Eupterote patula

Scientific classification
- Kingdom: Animalia
- Phylum: Arthropoda
- Clade: Pancrustacea
- Class: Insecta
- Order: Lepidoptera
- Family: Eupterotidae
- Genus: Eupterote
- Species: E. patula
- Binomial name: Eupterote patula (Walker, 1855)
- Synonyms: Tagora patula Walker, 1855; Sphingognatha khasiana Moore, 1879; Tagora abnorminervis Strand, 1924; Tagora dehyalinata Strand, 1924; Tagora undulosa Walker, 1855;

= Eupterote patula =

- Authority: (Walker, 1855)
- Synonyms: Tagora patula Walker, 1855, Sphingognatha khasiana Moore, 1879, Tagora abnorminervis Strand, 1924, Tagora dehyalinata Strand, 1924, Tagora undulosa Walker, 1855

Species of moth

Eupterote patula is a moth in the family Eupterotidae. It was described by Francis Walker in 1855. It is found in Thailand, Myanmar and India.

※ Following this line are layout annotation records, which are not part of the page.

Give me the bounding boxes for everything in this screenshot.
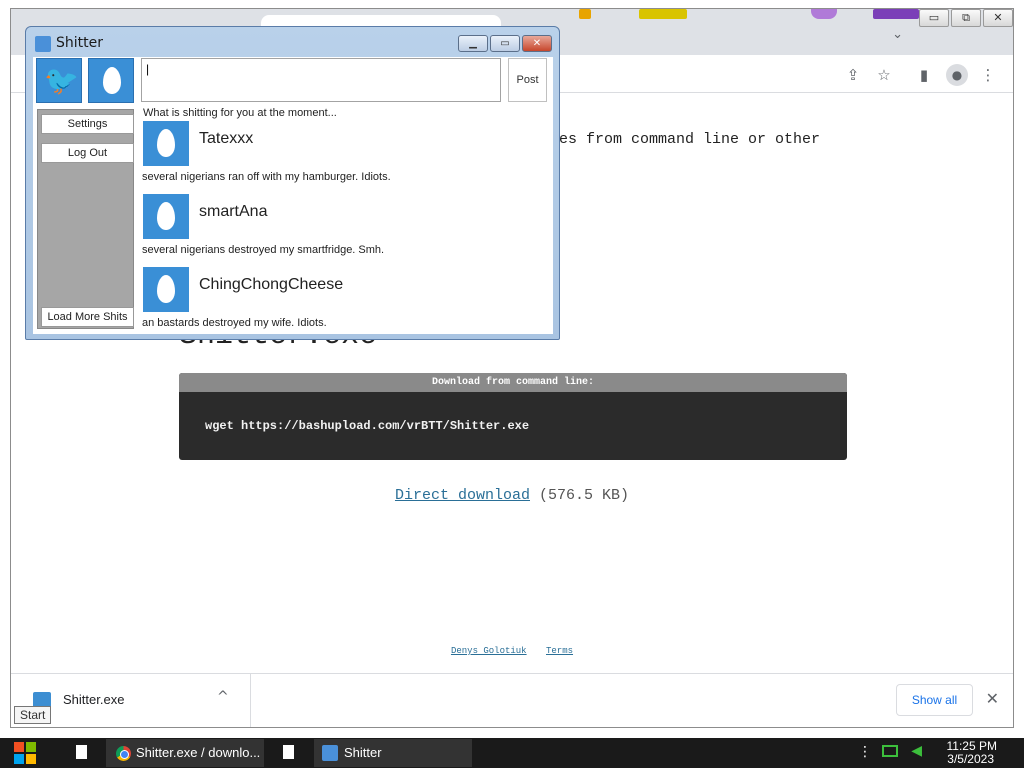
tab-fragment[interactable] xyxy=(873,9,919,19)
tab-fragment[interactable] xyxy=(639,9,687,19)
app-window-controls: ▁ ▭ ✕ xyxy=(456,35,552,52)
list-item: ChingChongCheese an bastards destroyed m… xyxy=(141,265,551,334)
network-icon[interactable] xyxy=(882,745,898,757)
download-line: Direct download (576.5 KB) xyxy=(11,487,1013,504)
show-all-button[interactable]: Show all xyxy=(896,684,973,716)
footer-link-terms[interactable]: Terms xyxy=(546,646,573,656)
list-item: smartAna several nigerians destroyed my … xyxy=(141,192,551,264)
tray-overflow-icon[interactable]: ⋮ xyxy=(858,744,872,760)
page-description: es from command line or other xyxy=(559,131,821,148)
logout-button[interactable]: Log Out xyxy=(41,143,134,163)
profile-icon[interactable]: ● xyxy=(946,64,968,86)
egg-avatar-icon xyxy=(103,67,121,94)
minimize-button[interactable]: ▭ xyxy=(919,9,949,27)
clock-time[interactable]: 11:25 PM xyxy=(947,739,997,753)
post-username[interactable]: Tatexxx xyxy=(199,130,253,148)
tab-fragment[interactable] xyxy=(811,9,837,19)
post-username[interactable]: ChingChongCheese xyxy=(199,276,343,294)
clock-date[interactable]: 3/5/2023 xyxy=(947,752,994,766)
file-size: (576.5 KB) xyxy=(539,487,630,504)
page-footer: Denys Golotiuk Terms xyxy=(11,646,1013,656)
volume-icon[interactable]: ◀ xyxy=(911,743,922,759)
taskbar-item-label: Shitter.exe / downlo... xyxy=(136,745,261,760)
user-avatar[interactable] xyxy=(88,58,134,103)
side-panel: Settings Log Out Load More Shits xyxy=(37,109,134,329)
app-titlebar[interactable]: Shitter ▁ ▭ ✕ xyxy=(26,27,559,57)
close-icon[interactable]: ✕ xyxy=(986,689,999,708)
app-title: Shitter xyxy=(56,35,103,51)
app-minimize-button[interactable]: ▁ xyxy=(458,35,488,52)
taskbar-item-shitter[interactable]: Shitter xyxy=(314,739,472,767)
post-username[interactable]: smartAna xyxy=(199,203,267,221)
chevron-up-icon[interactable]: ^ xyxy=(217,689,229,705)
share-icon[interactable]: ⇪ xyxy=(842,64,864,86)
egg-avatar-icon xyxy=(157,129,175,157)
direct-download-link[interactable]: Direct download xyxy=(395,487,530,504)
start-button[interactable] xyxy=(8,740,44,766)
tab-fragment[interactable] xyxy=(579,9,591,19)
post-text: several nigerians destroyed my smartfrid… xyxy=(142,244,385,256)
download-bar: Shitter.exe ^ Show all ✕ xyxy=(11,673,1013,727)
post-prompt: What is shitting for you at the moment..… xyxy=(143,107,337,119)
settings-button[interactable]: Settings xyxy=(41,114,134,134)
app-client-area: 🐦 | Post What is shitting for you at the… xyxy=(33,57,553,334)
app-bird-icon xyxy=(35,36,51,52)
command-box: Download from command line: wget https:/… xyxy=(179,373,847,460)
taskbar-item-chrome[interactable]: Shitter.exe / downlo... xyxy=(106,739,264,767)
side-panel-icon[interactable]: ▮ xyxy=(913,64,935,86)
menu-icon[interactable]: ⋮ xyxy=(977,64,999,86)
post-avatar[interactable] xyxy=(143,194,189,239)
app-maximize-button[interactable]: ▭ xyxy=(490,35,520,52)
command-box-header: Download from command line: xyxy=(179,373,847,392)
chrome-icon xyxy=(116,746,131,761)
egg-avatar-icon xyxy=(157,202,175,230)
start-tooltip: Start xyxy=(14,706,52,724)
post-text: an bastards destroyed my wife. Idiots. xyxy=(142,317,327,329)
app-close-button[interactable]: ✕ xyxy=(522,35,552,52)
bookmark-star-icon[interactable]: ☆ xyxy=(873,64,895,86)
windows-logo-icon xyxy=(14,742,24,752)
close-button[interactable]: ✕ xyxy=(983,9,1013,27)
post-text: several nigerians ran off with my hambur… xyxy=(142,171,391,183)
egg-avatar-icon xyxy=(157,275,175,303)
file-icon[interactable] xyxy=(283,745,294,759)
post-button[interactable]: Post xyxy=(508,58,547,102)
load-more-button[interactable]: Load More Shits xyxy=(41,307,134,327)
bird-logo-icon: 🐦 xyxy=(36,58,82,103)
post-input[interactable]: | xyxy=(141,58,501,102)
shitter-icon xyxy=(322,745,338,761)
footer-link-author[interactable]: Denys Golotiuk xyxy=(451,646,527,656)
restore-button[interactable]: ⧉ xyxy=(951,9,981,27)
post-avatar[interactable] xyxy=(143,121,189,166)
post-feed[interactable]: Tatexxx several nigerians ran off with m… xyxy=(141,119,553,334)
download-file-name: Shitter.exe xyxy=(63,692,125,707)
shitter-window: Shitter ▁ ▭ ✕ 🐦 | Post What is shitting … xyxy=(25,26,560,340)
taskbar: Shitter.exe / downlo... Shitter ⋮ ◀ 11:2… xyxy=(0,738,1024,768)
post-avatar[interactable] xyxy=(143,267,189,312)
list-item: Tatexxx several nigerians ran off with m… xyxy=(141,119,551,191)
window-controls: ▭ ⧉ ✕ xyxy=(917,9,1013,31)
wget-command[interactable]: wget https://bashupload.com/vrBTT/Shitte… xyxy=(205,419,529,433)
tab-search-icon[interactable]: ⌄ xyxy=(892,27,903,42)
taskbar-item-label: Shitter xyxy=(344,745,382,760)
file-icon[interactable] xyxy=(76,745,87,759)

The wingspan is 100–130 mm. The wings are pale reddish ochreous, the forewings usually with a hyaline (glass-like) spot at the end of the cell. There are two rufous oblique lines from the lower angle of the cell to the inner margin and there are eight or nine indistinct dark waved lines, as well as a double highly curved rufous postmedial line from the costa near the apex to the outer angle and a submarginal highly waved irregular indistinct dark line. The hindwings have a rufous subbasal line, which is obsolete except towards the inner margin. There are about four very indistinct waved lines and the rufous postmedial line is indistinct. There is an irregularly placed series of submarginal spots.